As shown in Table 1, all of the abovementioned articles use the OMOP CDM as a data standardization model, transform their datasets to this format, and design their AI-based analysis on it. The vocabularies that are used in these papers to transform data into the OMOP CDM structure include the International Classification of Diseases Clinical Modification, 9th Revision (ICD-9-CM), International Classification of Diseases Clinical Modification, 10th Revision (ICD-10-CM), SNOMED-CT, and LOINC codes. Moreover, a wide range of models are used as predictive models in the aforementioned papers, starting from classical machine learning methods, e.g., RF, GBM, all the way to other regression and classification methods, including linear regression, lasso regression, SVM, and k-Nearest Neighbors (KNN). Since the OMOP CDM harmonizes different data structures, the same predictive tool or trained model can be applied in different medical studies.

Table 1. An overview of the dataset size and features used in the articles, vocabularies used to transform them into OMOP CDM format, and predictive models used to analyze the data.
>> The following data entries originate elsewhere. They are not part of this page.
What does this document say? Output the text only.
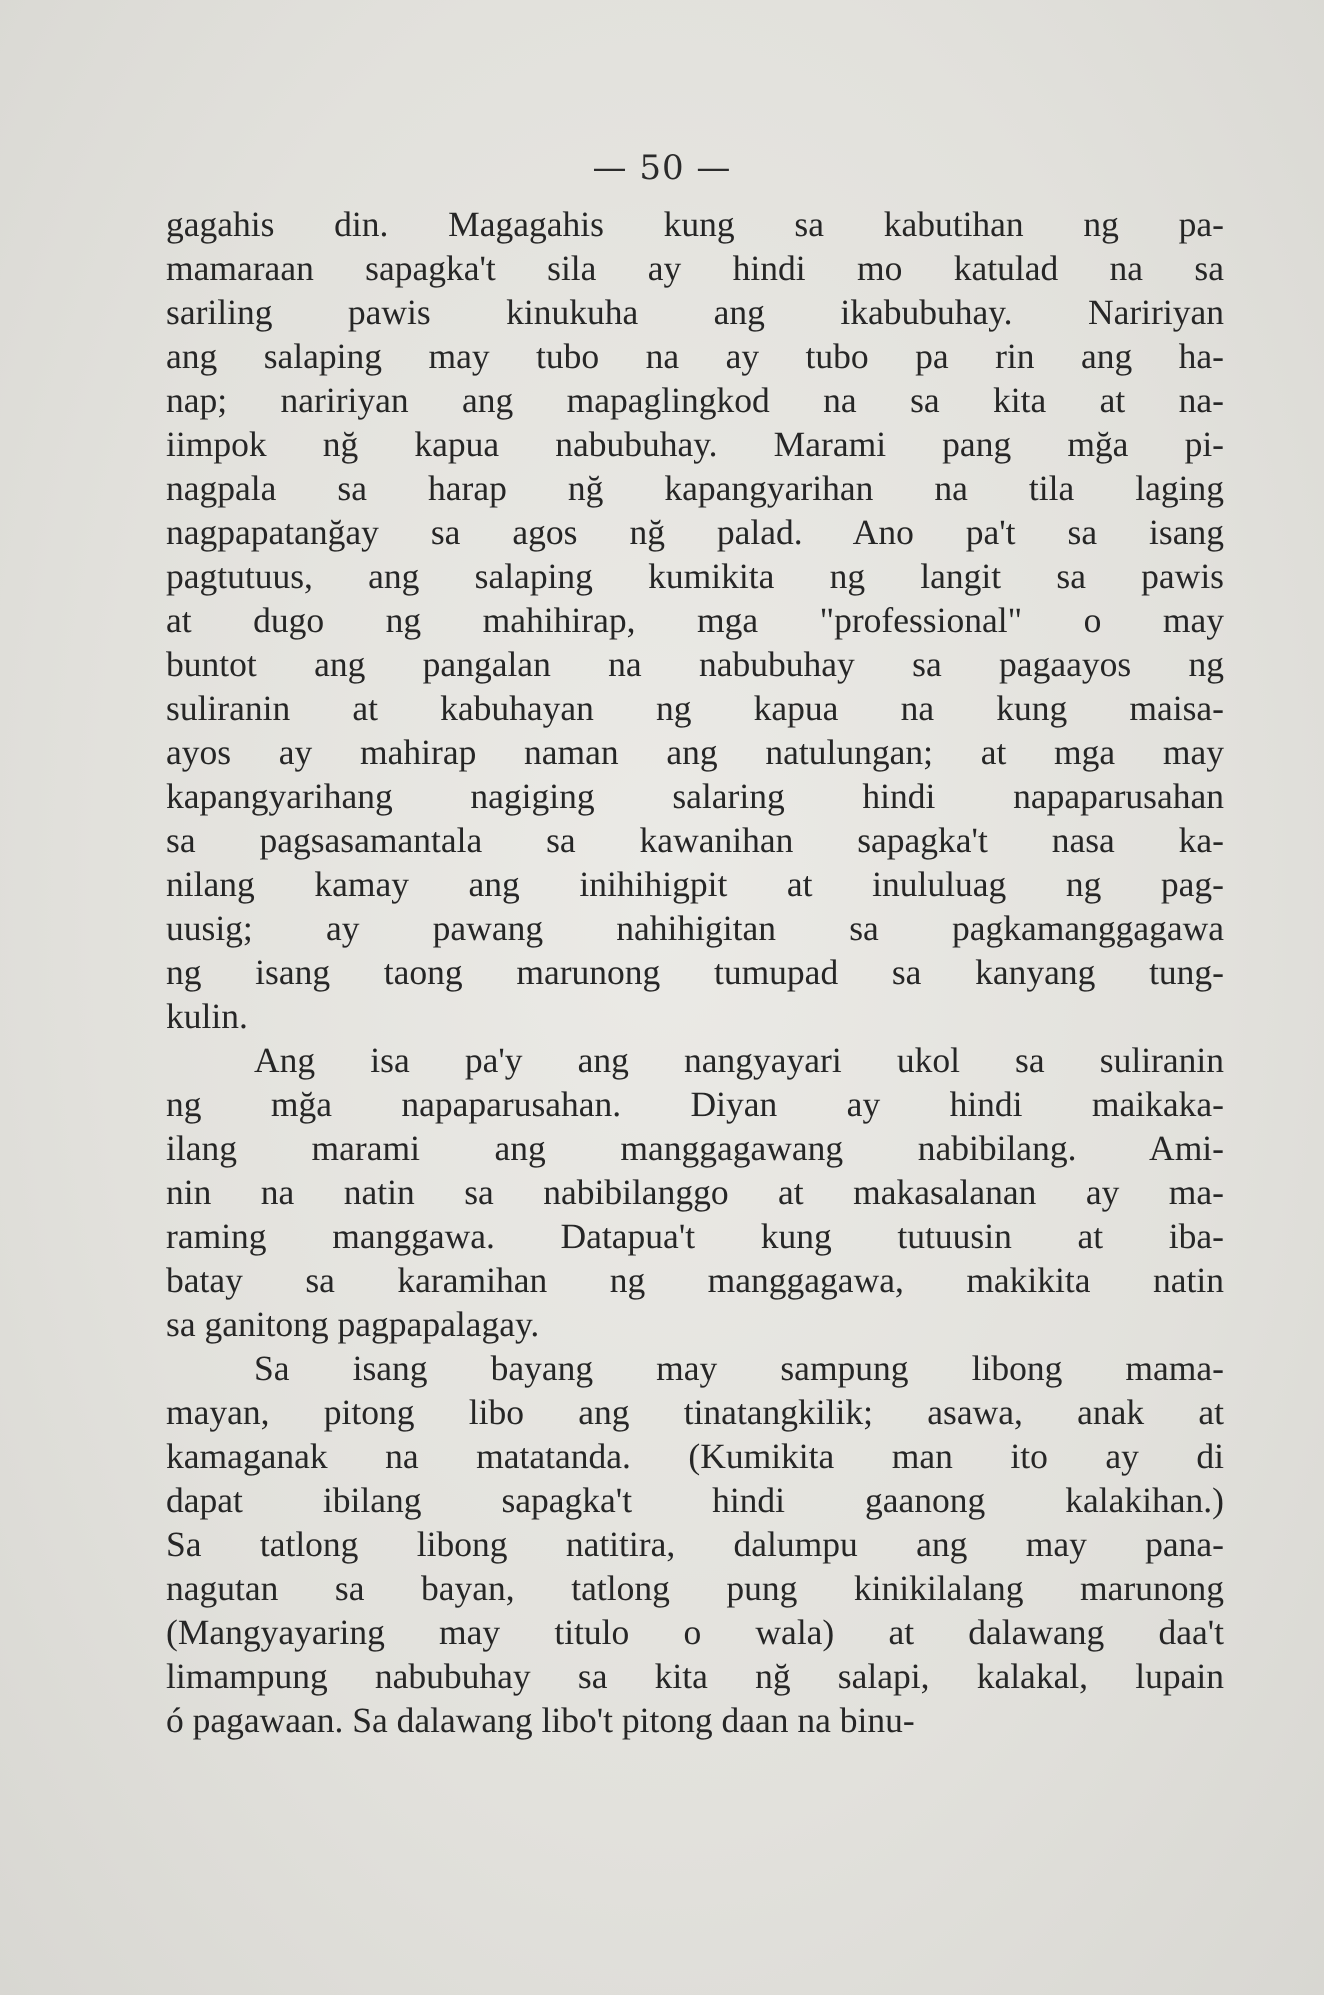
— 50 —
gagahis din. Magagahis kung sa kabutihan ng pa-
mamaraan sapagka't sila ay hindi mo katulad na sa
sariling pawis kinukuha ang ikabubuhay. Naririyan
ang salaping may tubo na ay tubo pa rin ang ha-
nap; naririyan ang mapaglingkod na sa kita at na-
iimpok nğ kapua nabubuhay. Marami pang mğa pi-
nagpala sa harap nğ kapangyarihan na tila laging
nagpapatanğay sa agos nğ palad. Ano pa't sa isang
pagtutuus, ang salaping kumikita ng langit sa pawis
at dugo ng mahihirap, mga "professional" o may
buntot ang pangalan na nabubuhay sa pagaayos ng
suliranin at kabuhayan ng kapua na kung maisa-
ayos ay mahirap naman ang natulungan; at mga may
kapangyarihang nagiging salaring hindi napaparusahan
sa pagsasamantala sa kawanihan sapagka't nasa ka-
nilang kamay ang inihihigpit at inululuag ng pag-
uusig; ay pawang nahihigitan sa pagkamanggagawa
ng isang taong marunong tumupad sa kanyang tung-
kulin.
Ang isa pa'y ang nangyayari ukol sa suliranin
ng mğa napaparusahan. Diyan ay hindi maikaka-
ilang marami ang manggagawang nabibilang. Ami-
nin na natin sa nabibilanggo at makasalanan ay ma-
raming manggawa. Datapua't kung tutuusin at iba-
batay sa karamihan ng manggagawa, makikita natin
sa ganitong pagpapalagay.
Sa isang bayang may sampung libong mama-
mayan, pitong libo ang tinatangkilik; asawa, anak at
kamaganak na matatanda. (Kumikita man ito ay di
dapat ibilang sapagka't hindi gaanong kalakihan.)
Sa tatlong libong natitira, dalumpu ang may pana-
nagutan sa bayan, tatlong pung kinikilalang marunong
(Mangyayaring may titulo o wala) at dalawang daa't
limampung nabubuhay sa kita nğ salapi, kalakal, lupain
ó pagawaan. Sa dalawang libo't pitong daan na binu-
Article	Dataset Size	Features	Vocabularies	Predictive Models
Felmeister et al. 2017 [1]	1000 Patients	patient, condition, observation, drug exposure and demographics (gender, race, date of birth, etc.)	ICD-9-CM, ICD-10-CM, SNOMED-CT	LR, LDA, KNN, CART, NB, and SVM
Meystre et al. 2019 [47]	229 Patients	patient identifier, gender, date of birth, height, weight, diagnostic code, procedure code, and clinical notes	LOINC, SNOMED-CT	NLP and SVM
Seneviratne et al. 2018 [48]	5861 Patients	conditions, procedures, medications, observations, and laboratory values	ICD-9 and ICD-10	LASSO, RF, GBM, and XGB
Tsopra et al. 2021 [50]	-	-	ICD-10, LOINC, and SNOMED-CT	-
Lee et al. 2021 [51]	207,794 Patients	age group, medical history: general (e.g., dementia, cardiovascular disease (e.g., arterial fibrillation), and neoplasms (e.g., malignant neoplasm of anorectum)	-	Cox regression

In summary, all of the abovementioned finally included articles use the OMOP as a common data model, out of which two (Meystre et al. and Lee et al.) use ATLAS for the purpose of cohort definition. Seneviratne et al. use only tree-based methods, whereas the other studies commonly utilize a combination of different types of methods (e.g., tree-based, boosting, SVMs). The use of different methods can also be obtained by using the PLP from OHDSI. Only Felmeister et al. use Centers for Medicare and Medicaid (CMS) Medicare Claims Synthetic Public Use Files (SynPUF) simulated data [52], which is a freely available dataset converted to the OMOP CDM used for benchmarking studies and technology implementations. A single study (Meystre et al.) uses unstructured, i.e., free text data for the initial analysis, and Tsopra et al. uses -omics data in addition to structured clinical data.